劉明濤一大早不見兒子,他屋裡空蕩蕩的,竟是一宿沒回來。劉明濤心慌起來,讓人到處尋找。師娘得了消息,也讓觀裡的弟子和寨子裡的人一起尋找。
寨民們在山林裡發現了他們,把人背了回來。寨子裡的郎中看了一眼,說是被蜂蟄了,給他們把皮膚裡的毒刺拔出來,又給他們沖洗了傷口,敷上解毒的藥膏。
這兒子雖然不成器,畢竟是親生的。劉明濤心疼的不得了,道:“好端端的,怎麼會被蜜蜂追的?”
劉正陽含含糊糊地說:“我們遇見了鬼打牆,走不出去……遠處有個黑影,我們看不清楚,然後一群蜂就來蟄我們……”
老族長坐在一旁,神色凝重道:“據說祭祀的時候,山神會在夜裡出來遊逛。說不定他們昨天晚上遇見了山神,差點被帶走了。”
一名弟子不服氣,道:“山神為什麼不抓别人,偏要抓劉師兄?”
郎中用鑷子把一根毒刺從他腦門上拔下來,道:“那可不好說,是不是他說了什麼對山神不敬的話?”
衆人都看了過來,劉正陽平時嘴上就沒把門的,也不知道是哪句話得罪了山神。劉明濤從小在青岩山裡長大,也聽過山神抓童子的事。剛舉行完祭祀就遇見這樣的事,實在是有些瘆人。
處理完了傷口,郎中讓好生休息。劉明濤叫人擡了個步辇過來,把他兒子接走了。
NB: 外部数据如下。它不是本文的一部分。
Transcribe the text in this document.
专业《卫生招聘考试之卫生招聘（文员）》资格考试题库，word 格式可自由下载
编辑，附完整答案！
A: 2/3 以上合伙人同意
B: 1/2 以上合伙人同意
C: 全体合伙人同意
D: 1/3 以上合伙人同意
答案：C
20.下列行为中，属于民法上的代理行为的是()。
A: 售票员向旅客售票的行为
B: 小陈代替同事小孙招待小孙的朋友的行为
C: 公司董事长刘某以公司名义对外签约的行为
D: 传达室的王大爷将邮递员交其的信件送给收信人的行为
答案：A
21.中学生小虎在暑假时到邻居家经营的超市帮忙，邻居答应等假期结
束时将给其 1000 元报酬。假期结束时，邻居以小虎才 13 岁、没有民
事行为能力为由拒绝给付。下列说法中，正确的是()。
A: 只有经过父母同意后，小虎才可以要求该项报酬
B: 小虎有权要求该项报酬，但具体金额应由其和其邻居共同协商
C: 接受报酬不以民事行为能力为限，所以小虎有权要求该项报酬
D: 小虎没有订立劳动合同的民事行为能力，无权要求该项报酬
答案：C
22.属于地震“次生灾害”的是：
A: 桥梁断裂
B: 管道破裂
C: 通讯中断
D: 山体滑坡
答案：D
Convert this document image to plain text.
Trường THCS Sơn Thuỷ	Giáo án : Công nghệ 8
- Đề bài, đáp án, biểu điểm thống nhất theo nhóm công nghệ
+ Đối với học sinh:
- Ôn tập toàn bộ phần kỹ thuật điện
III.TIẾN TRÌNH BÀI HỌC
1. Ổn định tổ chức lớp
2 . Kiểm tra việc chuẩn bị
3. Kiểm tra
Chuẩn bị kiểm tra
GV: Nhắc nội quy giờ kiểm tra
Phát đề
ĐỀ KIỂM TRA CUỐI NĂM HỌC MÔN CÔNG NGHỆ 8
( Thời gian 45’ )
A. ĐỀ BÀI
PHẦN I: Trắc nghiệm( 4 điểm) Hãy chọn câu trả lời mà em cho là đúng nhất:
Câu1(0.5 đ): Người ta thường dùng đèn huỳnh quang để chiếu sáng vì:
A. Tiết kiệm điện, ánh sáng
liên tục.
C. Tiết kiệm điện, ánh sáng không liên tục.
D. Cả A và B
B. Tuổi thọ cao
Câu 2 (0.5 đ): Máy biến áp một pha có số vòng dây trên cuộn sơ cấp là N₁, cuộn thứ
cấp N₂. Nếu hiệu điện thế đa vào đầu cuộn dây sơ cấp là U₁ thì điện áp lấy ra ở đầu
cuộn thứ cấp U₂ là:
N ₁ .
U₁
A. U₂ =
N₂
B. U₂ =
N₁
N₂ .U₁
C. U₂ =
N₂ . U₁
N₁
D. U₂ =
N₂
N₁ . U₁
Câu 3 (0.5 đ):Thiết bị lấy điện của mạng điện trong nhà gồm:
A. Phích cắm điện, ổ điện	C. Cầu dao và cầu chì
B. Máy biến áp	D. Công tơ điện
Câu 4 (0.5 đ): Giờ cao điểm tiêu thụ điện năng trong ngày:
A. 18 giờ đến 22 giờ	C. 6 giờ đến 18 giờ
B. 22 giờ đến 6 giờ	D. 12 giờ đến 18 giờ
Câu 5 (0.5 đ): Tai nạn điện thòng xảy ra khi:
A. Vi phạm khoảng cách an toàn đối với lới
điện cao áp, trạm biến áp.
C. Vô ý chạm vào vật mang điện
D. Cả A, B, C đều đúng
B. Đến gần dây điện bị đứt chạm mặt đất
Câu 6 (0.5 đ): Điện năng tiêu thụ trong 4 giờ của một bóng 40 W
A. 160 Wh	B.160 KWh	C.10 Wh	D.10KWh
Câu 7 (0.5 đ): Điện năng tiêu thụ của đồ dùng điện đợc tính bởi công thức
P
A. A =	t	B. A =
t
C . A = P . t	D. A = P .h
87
其他傷員沒有這麼好的待遇,互相攙扶着回去了。
看着他們走遠了,伏順憋了好久,噗嗤一聲笑出來。
“哈哈哈哈哈,你們看見沒,他的嘴腫成那樣!”
其他人都忍不住笑了,劉大少一天到晚嫌棄他們,總算能讓他消停幾天了。
劉正陽的骨相生得不好,臉先天有點往裡凹,伏順他們私底下管他叫絲瓜瓤。這回被蜂子一蟄,他凹進去的部分總算補足了,但裡出外進的越發難看了。
段星河的嘴角根本壓不住,覺得特别痛快,可惜步雲邪沒來親自瞧一瞧。伏順笑夠了,道:“大師兄,吃飯去麼?”
段星河大手一揮,道:“走,今天高興,多吃兩碗!”
休息了幾天,劉正陽臉上的腫漸漸消了。他拿着鏡子左照右照,感覺自己沒有從前好看了。他心裡窩着一股火,總覺得這件事有蹊跷,讓小師叔去他出事的地方看一看,非要找出點蛛絲馬迹來。
小師叔名叫于九,三十出頭年紀,身材高挑,三句話離不開錢,卻又頗講義氣。他原是個四方遊曆的劍修,劉明濤見他修為不錯,便花重金請他留在天心觀修行,給自己撐一撐場面,順便保護自家二世祖。劉正陽讓他去找線索,他便去了。
中午于九回來了,神色凝重。劉正陽探頭道:“怎麼樣?”
于九沒回答,把一樣東西遞了過來。劉正陽看了一眼,頓時從床上坐起來了,咬牙切齒道:“還真是那小子!”
于九道:“要告訴你爹麼?”
劉正陽尋思了一下,要是告訴長輩,那幫人又要找借口護着他。既然他私下整自己,自己便也私底下整回去,反而更痛快。
“告訴我爹就沒意思了。”他道,“小師叔,你最疼我了。他們把我害成這樣,你管不管?”
于九神色淡淡的,道:“又想讓我去幫你打架,給我什麼好處?”
劉正陽伸手一比,道:“三十兩銀子。”
于九尋思了一下,覺得不虧,跟他擊了一下掌,道:“成交。”
下午段星河閑來無事,拿了一包桂花綠豆糕去星垂殿。步雲邪上午在井裡湃了個西瓜,見他來了,十分高興。他讓小笙把西瓜拿出來,切好了放在大殿前的走廊上,又泡了一壺紫蘇茶。銅風鈴在屋檐下不住擺動,發出叮鈴鈴的聲音。
兩人并排坐着,段星河穿着一件深藍色的練功服,貼身一件白棉裡衣,腰裡紮着一條暗紅色的腰帶,黑色長褲,窄袖挽到手肘,露出的小臂曬得黝黑。步雲邪穿着一件米白色的交領棉袍,裡頭襯着淺藍色的絹縼兒。自家織的布有些粗糙,倒襯得他皮膚頗為白皙。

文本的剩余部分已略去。